Judo-Kata sind festgelegte und namentlich benannte Abfolgen von Judotechniken, die unterschiedliche Grundprinzipien vermitteln. Es wird immer in der gleichen Reihenfolge geübt, alle Techniken sind beiden Aktiven bekannt. Die Demonstrationen haben einen rituellen Charakter, das Zeremoniell spielt bei der Ausführung eine wichtige Rolle. Die Kata ist bei Judo Austria auch ein wesentlicher Bestandteil der Dan-Prüfungen.
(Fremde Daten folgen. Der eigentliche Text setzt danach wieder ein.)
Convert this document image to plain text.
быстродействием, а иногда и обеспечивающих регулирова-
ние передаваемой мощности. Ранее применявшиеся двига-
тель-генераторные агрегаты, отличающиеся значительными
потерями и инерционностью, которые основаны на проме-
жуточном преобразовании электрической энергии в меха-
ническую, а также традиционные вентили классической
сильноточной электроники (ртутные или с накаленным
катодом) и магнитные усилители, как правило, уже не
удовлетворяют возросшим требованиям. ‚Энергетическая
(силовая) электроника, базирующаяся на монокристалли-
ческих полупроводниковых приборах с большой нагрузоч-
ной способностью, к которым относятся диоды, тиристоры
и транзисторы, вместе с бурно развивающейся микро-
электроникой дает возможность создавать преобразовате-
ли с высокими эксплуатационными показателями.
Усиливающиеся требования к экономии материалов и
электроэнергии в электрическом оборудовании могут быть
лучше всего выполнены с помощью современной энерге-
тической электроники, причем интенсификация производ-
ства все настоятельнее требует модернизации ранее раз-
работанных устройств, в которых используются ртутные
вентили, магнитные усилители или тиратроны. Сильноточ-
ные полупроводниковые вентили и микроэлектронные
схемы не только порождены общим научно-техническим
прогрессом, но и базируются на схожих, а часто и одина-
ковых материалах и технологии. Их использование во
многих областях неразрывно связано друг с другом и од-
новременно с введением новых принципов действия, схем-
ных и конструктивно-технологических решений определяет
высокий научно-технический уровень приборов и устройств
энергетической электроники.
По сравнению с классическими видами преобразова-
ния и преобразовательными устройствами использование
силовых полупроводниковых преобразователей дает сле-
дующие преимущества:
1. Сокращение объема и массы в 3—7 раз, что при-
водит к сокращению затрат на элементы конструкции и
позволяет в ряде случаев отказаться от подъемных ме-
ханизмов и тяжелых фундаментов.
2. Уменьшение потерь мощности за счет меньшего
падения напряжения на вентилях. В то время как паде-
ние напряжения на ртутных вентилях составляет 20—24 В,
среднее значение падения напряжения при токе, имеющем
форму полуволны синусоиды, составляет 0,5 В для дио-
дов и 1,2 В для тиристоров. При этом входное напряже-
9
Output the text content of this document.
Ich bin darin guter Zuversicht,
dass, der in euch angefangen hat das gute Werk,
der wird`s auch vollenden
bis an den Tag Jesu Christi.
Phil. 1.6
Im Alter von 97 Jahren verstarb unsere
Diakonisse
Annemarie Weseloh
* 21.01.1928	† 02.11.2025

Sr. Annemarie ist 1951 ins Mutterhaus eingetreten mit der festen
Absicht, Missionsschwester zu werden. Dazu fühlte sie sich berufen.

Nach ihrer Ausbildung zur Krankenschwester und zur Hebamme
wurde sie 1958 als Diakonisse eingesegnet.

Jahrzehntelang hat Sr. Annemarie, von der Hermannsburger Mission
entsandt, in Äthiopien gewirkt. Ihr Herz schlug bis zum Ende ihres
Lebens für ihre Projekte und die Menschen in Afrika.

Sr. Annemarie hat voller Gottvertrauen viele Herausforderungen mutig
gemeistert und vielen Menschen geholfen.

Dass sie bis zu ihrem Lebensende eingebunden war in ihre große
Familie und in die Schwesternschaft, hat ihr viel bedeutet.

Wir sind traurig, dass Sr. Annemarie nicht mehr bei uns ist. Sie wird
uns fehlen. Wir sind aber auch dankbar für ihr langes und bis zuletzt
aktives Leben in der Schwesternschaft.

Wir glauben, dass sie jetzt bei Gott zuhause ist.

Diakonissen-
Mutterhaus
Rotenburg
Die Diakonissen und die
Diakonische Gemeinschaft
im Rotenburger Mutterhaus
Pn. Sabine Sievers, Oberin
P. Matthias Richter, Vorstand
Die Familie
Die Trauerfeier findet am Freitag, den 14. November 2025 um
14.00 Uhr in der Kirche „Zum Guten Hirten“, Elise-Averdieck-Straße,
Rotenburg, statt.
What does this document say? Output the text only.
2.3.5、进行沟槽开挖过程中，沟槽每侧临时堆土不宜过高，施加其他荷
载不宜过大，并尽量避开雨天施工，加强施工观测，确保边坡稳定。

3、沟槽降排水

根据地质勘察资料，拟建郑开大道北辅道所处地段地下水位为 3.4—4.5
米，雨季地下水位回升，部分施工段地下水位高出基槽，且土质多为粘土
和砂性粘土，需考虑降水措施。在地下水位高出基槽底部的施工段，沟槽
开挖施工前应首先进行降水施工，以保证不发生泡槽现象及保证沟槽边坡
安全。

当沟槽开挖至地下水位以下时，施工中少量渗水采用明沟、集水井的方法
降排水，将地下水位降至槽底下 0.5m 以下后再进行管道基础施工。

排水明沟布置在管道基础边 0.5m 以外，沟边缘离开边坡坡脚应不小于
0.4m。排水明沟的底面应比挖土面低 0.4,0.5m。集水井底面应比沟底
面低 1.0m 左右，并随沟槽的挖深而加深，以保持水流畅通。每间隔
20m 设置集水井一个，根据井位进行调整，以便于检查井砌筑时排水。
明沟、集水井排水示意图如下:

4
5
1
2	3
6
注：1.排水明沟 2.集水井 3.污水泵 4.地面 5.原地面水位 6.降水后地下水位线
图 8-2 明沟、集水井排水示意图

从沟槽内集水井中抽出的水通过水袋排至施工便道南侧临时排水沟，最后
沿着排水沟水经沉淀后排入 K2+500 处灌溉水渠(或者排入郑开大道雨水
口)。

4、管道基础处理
Je nach Dan-Grad müssen unterschiedliche Katas gelernt und demonstriert werden.
Die Beteiligung der Kata-Titelkämpfe mit insgesamt 54 Judoka konnte sich mehr als sehen lassen. „Durch die Einbettung in die Sport Austria Finals haben wir an Sichtbarkeit gewonnen. Das wirkt sich mittlerweile auch schon positiv auf die Teilnehmerzahlen aus. Erstmals konnte wir alle ausgeschriebenen Klassen durchführen – inklusive einer Nachwuchskategorie. Die Siegerehrung am Rathausplatz war für unsere Athletinnen und Athleten ein absolutes Saisonhighlight“, zog ÖJV-Katareferent Alexander Dick eine mehr als zufriedene Bilanz.